Optimal size of tree is 6 or 2 branches? Changes when I rerun the code. Can’t have one branch, so 2 or 6 is closest to the maximum relative error tolerance.
## [1] "Hit Rate/True Error Rate:38.0952380952381%"
## [1] "Detection Rate:42.8571428571429%"
This model is worse than the base rate, meaning that it is worse at predicting if someone has cancer than guessing randomly from the dataset. The error rate is 55% and the detection rate is 23%.
## Confusion Matrix and Statistics
##
## Actual
## Prediction 0 1
## 0 4 6
## 1 2 9
##
## Accuracy : 0.619
## 95% CI : (0.3844, 0.8189)
## No Information Rate : 0.7143
## P-Value [Acc > NIR] : 0.8843
##
## Kappa : 0.2222
##
## Mcnemar's Test P-Value : 0.2888
##
## Sensitivity : 0.6000
## Specificity : 0.6667
## Pos Pred Value : 0.8182
## Neg Pred Value : 0.4000
## Prevalence : 0.7143
## Detection Rate : 0.4286
## Detection Prevalence : 0.5238
## Balanced Accuracy : 0.6333
##
## 'Positive' Class : 1
##
Accuracy is low in this model, ideally don’t want a model to be below 70%. In this case our accuracy is only 45%. Also the false negative rate here is too high (Sensitivity - 1) at .69.
I would not trust the results of this model. Especially with something as serious as cancer.
## Setting levels: control = 0, case = 1
## Setting direction: controls < cases
## Area under the curve: 0.6333
This ROC curve is very close to a linear line, indicating that it is about as accurate as a random guess.
Then I built a model for the Tumor Variable using C5.0 since it is a multi-class variable.
##
## Call:
## C5.0.formula(formula = Tumor ~ ., data = training_t)
##
## Classification Tree
## Number of samples: 85
## Number of predictors: 15
##
## Tree size: 7
##
## Non-standard options: attempt to group attributes
## [1] "Hit Rate/True Error Rate:30%"
## [1] "Detection Rate:45%"
Here the detection rate is higher and the error rate is lower than the previous model. However, the detection rate is still around the same as the baserate so not much of an improvement.

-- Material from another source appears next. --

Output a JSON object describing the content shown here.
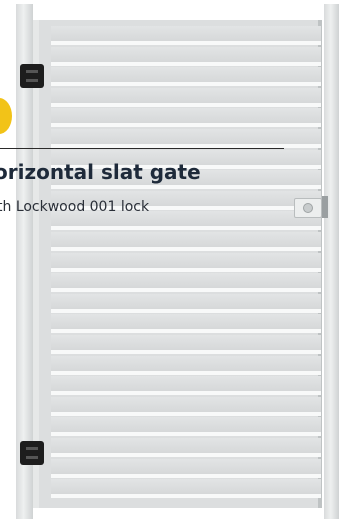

## Confusion Matrix and Statistics
##
## Actual
## Prediction T1 T2 T3 T4
## T1 2 0 0 0
## T2 1 9 1 0
## T3 0 4 2 0
## T4 0 0 0 1
##
## Overall Statistics
##
## Accuracy : 0.7
## 95% CI : (0.4572, 0.8811)
## No Information Rate : 0.65
## P-Value [Acc > NIR] : 0.4166
##
## Kappa : 0.4828
##
## Mcnemar's Test P-Value : NA
##
## Statistics by Class:
##
## Class: T1 Class: T2 Class: T3 Class: T4
## Sensitivity 0.6667 0.6923 0.6667 1.00
## Specificity 1.0000 0.7143 0.7647 1.00
## Pos Pred Value 1.0000 0.8182 0.3333 1.00
## Neg Pred Value 0.9444 0.5556 0.9286 1.00
## Prevalence 0.1500 0.6500 0.1500 0.05
## Detection Rate 0.1000 0.4500 0.1000 0.05
## Detection Prevalence 0.1000 0.5500 0.3000 0.05
## Balanced Accuracy 0.8333 0.7033 0.7157 1.00
For the Tumor multiclass model, the accuracy is okay (75%)and the kappa value indicates weak agreement (.45). But, each class has a low false negative rate which is promising. However, looking more at the details, its clear that the test set is too small to yield accurate metrics. Out of the whole test subgroup, there is only one data point with a T4 tumor, of course the positive prediction value is going to be one (or I’d hope so)!
Also since this was an unstable model, my metrics kept changing when I reran the code so take these numbers with a grain of salt.
Recommendations:
These models are not good. The dataset was too small to yield reliable results. Sadly, I won’t be curing cancer today. The models were either no better than the baserate or better by pure luck due to a tiny test subset.
In the future, should use a much larger dataset and potentially change the split to have a larger test set.